Для меня осталось неразрешенною загадкой, почему все внимания директора Энгельгардта и его жены отвергались Пушкиным; он никак не хотел видеть его в настоящем свете, избегая всякого сближения с ним. Эта несправедливость Пушкина к Энгельгардту, которого я душой полюбил, сильно меня волновала. Тут крылось что-нибудь, чего он никак не хотел мне сказать.
И.И. Пущин. Записки. – Л.Н. Майков, с. 64.
(
Е.А. Энгельгардт (директор лицея), официальный отзыв. – В.П. Гаевский. Пушкин в лицее. – Современник, 1863, № 8, с. 376.
Я помню, как с покойным отцом моим (директор лицея до Энгельгардта) пришли в лицей во время классов Карамзин, Жуковский, Батюшков, Тургенев, – и Карамзин, вызвав Пушкина, сказал: «Пари, как орел, но не останавливайся в полете». И он с раздутыми ноздрями – выражение его лица при сильном волнении – сел на место при общем приличном приветствовании товарищей.
И.В. Малиновский. – Пушкин и его совр-ки, вып. XXXVIII–XXXIX, с. 214.

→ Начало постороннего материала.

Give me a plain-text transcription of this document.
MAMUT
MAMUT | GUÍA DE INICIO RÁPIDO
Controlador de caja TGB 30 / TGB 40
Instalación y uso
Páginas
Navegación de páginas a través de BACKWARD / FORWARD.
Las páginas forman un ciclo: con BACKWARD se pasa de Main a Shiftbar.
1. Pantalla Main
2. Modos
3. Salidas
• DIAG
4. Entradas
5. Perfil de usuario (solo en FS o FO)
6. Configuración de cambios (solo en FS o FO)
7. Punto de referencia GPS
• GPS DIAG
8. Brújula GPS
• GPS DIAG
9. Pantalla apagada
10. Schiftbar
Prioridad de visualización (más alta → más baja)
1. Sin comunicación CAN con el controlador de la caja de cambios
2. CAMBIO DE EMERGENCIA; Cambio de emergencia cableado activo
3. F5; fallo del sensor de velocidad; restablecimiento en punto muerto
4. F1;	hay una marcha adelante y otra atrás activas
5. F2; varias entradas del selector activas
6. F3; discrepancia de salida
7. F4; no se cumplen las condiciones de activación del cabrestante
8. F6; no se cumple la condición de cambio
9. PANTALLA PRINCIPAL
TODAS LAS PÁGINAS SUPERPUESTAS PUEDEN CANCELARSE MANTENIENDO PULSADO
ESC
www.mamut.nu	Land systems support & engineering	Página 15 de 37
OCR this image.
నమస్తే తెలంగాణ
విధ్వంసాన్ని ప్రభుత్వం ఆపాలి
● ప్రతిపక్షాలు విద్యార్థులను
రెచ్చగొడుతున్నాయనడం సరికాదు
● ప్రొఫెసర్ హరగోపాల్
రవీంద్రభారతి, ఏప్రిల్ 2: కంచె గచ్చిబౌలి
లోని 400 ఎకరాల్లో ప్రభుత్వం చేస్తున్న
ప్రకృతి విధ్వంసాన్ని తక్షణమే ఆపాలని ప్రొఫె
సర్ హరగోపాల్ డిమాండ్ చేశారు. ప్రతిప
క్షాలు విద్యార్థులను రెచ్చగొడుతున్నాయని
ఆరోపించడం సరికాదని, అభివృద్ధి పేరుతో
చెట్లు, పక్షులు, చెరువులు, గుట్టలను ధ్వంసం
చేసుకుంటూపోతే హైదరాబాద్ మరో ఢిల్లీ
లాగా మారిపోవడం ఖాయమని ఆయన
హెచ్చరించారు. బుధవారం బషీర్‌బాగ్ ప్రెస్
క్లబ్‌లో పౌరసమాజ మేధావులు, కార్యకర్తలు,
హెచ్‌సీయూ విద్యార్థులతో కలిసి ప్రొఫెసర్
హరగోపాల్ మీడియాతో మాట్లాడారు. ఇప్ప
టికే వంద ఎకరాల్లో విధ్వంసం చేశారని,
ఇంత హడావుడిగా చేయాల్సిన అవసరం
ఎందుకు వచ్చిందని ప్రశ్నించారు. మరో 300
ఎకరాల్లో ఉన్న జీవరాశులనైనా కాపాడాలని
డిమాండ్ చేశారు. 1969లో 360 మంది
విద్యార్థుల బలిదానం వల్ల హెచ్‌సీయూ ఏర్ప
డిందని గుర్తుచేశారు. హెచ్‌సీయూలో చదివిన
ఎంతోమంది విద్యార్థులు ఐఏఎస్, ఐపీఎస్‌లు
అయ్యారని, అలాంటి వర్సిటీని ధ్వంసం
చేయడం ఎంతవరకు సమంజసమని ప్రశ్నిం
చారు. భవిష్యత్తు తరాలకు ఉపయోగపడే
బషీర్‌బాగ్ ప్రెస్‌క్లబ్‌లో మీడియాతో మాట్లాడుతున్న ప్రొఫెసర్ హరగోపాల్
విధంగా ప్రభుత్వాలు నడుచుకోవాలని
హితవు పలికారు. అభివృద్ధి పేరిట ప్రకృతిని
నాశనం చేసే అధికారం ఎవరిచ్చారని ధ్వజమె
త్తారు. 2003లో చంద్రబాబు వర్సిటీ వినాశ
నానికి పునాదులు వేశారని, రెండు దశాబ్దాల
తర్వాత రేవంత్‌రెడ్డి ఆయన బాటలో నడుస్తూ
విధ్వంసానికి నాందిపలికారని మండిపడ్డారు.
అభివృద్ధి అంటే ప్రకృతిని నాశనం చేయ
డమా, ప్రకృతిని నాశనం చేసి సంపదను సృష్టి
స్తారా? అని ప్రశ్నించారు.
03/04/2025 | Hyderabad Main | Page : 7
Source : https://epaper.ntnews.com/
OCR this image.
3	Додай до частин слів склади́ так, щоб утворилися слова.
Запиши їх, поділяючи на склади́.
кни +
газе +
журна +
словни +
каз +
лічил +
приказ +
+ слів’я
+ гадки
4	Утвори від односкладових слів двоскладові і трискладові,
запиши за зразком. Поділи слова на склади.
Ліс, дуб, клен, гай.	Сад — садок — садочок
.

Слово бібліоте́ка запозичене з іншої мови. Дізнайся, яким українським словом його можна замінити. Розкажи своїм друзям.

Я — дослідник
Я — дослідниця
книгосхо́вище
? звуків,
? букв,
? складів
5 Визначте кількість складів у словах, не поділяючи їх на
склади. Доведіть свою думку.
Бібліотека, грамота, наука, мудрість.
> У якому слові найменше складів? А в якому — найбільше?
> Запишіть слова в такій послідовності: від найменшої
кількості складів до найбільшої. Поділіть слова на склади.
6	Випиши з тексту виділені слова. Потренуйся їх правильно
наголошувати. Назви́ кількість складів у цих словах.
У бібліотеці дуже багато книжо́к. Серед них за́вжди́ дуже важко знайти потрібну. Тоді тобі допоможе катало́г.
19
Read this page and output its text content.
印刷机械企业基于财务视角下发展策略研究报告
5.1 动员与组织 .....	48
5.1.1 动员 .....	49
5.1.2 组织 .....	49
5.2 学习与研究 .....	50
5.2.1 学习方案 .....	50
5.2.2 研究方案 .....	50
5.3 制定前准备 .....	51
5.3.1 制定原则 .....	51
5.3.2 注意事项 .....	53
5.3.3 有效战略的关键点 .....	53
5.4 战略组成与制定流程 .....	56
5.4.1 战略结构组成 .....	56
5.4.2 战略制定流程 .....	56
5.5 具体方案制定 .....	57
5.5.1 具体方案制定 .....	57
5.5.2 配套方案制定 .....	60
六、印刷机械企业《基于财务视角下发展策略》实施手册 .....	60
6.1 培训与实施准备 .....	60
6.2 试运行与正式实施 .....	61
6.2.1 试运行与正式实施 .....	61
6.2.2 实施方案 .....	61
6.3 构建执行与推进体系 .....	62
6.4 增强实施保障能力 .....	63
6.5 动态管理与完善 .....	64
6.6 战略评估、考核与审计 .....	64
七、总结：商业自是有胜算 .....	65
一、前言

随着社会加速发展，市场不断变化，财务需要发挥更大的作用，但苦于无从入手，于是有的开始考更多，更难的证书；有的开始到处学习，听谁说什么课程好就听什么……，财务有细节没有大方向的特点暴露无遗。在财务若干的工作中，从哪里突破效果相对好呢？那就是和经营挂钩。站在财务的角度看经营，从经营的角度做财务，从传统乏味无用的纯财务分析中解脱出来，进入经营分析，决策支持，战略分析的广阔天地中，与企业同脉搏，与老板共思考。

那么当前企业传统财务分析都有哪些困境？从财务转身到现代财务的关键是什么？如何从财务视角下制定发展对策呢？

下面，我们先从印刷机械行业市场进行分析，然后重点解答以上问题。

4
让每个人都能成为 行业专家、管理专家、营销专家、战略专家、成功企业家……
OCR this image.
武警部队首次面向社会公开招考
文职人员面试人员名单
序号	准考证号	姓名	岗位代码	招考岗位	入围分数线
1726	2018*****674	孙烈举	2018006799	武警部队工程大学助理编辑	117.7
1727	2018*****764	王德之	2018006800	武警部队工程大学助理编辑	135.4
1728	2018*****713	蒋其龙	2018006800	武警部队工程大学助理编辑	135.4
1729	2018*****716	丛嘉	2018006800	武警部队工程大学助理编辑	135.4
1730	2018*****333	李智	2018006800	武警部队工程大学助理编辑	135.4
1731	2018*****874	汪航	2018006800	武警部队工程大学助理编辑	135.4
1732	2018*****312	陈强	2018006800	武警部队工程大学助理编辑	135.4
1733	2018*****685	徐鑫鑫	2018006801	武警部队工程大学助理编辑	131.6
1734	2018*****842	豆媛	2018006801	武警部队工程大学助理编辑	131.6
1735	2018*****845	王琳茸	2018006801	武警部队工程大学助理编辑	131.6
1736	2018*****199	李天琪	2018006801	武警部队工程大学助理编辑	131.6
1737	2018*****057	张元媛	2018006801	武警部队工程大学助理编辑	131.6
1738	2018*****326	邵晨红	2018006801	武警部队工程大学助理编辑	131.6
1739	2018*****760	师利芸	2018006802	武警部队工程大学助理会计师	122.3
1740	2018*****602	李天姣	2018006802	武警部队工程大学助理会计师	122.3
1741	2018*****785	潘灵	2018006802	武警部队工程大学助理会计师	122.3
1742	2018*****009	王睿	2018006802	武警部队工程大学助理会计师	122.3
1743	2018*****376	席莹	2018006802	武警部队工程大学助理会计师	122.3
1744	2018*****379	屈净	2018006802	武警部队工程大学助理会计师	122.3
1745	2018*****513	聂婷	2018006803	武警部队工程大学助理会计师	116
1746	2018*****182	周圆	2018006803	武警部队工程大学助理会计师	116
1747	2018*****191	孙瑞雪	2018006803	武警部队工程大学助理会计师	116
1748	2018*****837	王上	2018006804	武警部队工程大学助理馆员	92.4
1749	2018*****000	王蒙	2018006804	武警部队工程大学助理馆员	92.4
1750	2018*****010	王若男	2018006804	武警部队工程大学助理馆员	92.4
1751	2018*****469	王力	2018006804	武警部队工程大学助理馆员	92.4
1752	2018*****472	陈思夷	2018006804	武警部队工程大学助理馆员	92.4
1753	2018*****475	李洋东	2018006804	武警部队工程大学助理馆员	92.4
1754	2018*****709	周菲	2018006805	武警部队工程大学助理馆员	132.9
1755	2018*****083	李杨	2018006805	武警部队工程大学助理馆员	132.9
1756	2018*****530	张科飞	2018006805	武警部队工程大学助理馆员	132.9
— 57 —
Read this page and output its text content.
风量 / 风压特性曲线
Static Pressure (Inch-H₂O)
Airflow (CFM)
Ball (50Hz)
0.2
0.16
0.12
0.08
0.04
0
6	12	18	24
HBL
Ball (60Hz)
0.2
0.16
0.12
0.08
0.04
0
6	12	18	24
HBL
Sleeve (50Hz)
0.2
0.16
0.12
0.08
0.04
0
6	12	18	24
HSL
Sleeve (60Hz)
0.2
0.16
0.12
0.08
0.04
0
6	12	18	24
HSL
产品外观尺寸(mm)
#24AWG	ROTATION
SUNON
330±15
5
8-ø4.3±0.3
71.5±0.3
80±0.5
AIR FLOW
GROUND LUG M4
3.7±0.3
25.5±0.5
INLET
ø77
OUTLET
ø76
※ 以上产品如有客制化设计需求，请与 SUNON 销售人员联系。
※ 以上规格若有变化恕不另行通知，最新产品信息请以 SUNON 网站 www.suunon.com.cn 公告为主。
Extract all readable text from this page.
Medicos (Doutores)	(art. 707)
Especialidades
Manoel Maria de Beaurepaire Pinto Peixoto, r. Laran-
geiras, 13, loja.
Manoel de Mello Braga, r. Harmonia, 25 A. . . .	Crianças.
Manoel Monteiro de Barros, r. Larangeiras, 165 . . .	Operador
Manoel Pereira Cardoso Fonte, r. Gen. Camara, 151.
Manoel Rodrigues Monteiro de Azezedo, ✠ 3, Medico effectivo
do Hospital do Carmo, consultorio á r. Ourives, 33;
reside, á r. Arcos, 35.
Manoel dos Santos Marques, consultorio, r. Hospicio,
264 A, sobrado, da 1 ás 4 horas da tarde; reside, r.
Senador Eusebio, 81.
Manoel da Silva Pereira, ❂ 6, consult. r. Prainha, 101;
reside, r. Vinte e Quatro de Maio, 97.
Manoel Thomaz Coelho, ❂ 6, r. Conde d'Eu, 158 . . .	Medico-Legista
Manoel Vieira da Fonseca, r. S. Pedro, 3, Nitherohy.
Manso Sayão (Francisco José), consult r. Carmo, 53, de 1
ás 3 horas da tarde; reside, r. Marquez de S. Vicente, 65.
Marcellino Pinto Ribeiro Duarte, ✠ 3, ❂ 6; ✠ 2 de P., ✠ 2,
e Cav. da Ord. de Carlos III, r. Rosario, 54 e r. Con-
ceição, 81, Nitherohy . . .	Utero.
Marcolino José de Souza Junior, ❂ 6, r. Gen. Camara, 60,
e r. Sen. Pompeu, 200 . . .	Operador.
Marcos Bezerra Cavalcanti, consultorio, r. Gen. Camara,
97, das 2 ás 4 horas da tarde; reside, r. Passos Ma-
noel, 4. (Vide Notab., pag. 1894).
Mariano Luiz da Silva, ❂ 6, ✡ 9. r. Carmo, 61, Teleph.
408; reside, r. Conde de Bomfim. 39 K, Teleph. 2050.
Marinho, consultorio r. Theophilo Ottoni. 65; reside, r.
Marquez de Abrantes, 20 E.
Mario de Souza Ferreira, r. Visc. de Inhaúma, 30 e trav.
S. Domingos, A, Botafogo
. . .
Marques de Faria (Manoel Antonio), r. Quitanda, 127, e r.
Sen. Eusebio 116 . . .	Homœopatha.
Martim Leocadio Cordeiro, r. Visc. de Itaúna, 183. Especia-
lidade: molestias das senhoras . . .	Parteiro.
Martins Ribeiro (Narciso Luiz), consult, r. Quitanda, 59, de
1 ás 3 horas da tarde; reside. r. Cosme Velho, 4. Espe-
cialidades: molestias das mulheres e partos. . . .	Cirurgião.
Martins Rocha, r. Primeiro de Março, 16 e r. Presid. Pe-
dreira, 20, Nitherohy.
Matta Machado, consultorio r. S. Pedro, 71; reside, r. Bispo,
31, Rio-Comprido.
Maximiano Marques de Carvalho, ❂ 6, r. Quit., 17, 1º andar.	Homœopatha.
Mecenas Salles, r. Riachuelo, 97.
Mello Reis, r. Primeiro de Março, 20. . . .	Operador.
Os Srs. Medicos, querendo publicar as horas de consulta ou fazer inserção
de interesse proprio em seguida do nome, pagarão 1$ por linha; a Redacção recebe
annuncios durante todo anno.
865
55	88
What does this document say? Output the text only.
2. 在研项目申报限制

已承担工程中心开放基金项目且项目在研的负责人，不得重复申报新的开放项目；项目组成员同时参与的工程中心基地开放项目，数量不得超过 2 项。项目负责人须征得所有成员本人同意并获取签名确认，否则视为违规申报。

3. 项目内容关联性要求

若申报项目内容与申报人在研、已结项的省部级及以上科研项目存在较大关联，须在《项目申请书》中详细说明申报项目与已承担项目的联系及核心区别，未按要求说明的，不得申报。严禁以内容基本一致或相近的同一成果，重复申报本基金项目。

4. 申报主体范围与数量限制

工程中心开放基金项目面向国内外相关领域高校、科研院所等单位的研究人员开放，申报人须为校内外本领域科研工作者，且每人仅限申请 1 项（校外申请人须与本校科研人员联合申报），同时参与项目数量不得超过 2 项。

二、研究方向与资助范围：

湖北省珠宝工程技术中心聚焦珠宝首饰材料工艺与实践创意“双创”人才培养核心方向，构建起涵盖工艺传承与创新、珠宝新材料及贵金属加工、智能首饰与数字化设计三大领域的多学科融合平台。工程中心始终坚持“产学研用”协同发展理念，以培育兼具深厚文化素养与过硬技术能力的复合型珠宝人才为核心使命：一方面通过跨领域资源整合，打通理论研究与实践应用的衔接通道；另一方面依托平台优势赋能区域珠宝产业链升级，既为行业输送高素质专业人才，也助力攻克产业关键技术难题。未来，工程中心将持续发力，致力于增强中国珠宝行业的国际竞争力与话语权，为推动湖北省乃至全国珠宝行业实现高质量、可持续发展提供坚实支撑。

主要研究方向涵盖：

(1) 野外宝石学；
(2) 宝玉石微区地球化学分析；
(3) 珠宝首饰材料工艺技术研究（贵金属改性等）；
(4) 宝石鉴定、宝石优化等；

Что сказать вам о нашем уединении? Никогда Лицей не казался мне так несносным, как в нынешнее время. Уверяю вас, что уединение в самом деле вещь очень глупая, назло всем философам и поэтам, которые притворяются, будто живали в деревнях и влюблены в безмолвие и тишину. Правда, время нашего выпуска приближается. Остался год еще. Но целый год еще плюсов, минусов, прав, налогов, высокого, прекрасного!.. Целый год еще дремать перед кафедрой… Это ужасно. Право, с радостью согласился бы я двенадцать раз перечитать все 12 песен пресловутой Россиады, с тем только, чтобы гр. Разумовский сократил время моего заточения. Безбожно молодого человека держать взаперти.
Пушкин – кн. П.А. Вяземскому, 27 марта 1816 г.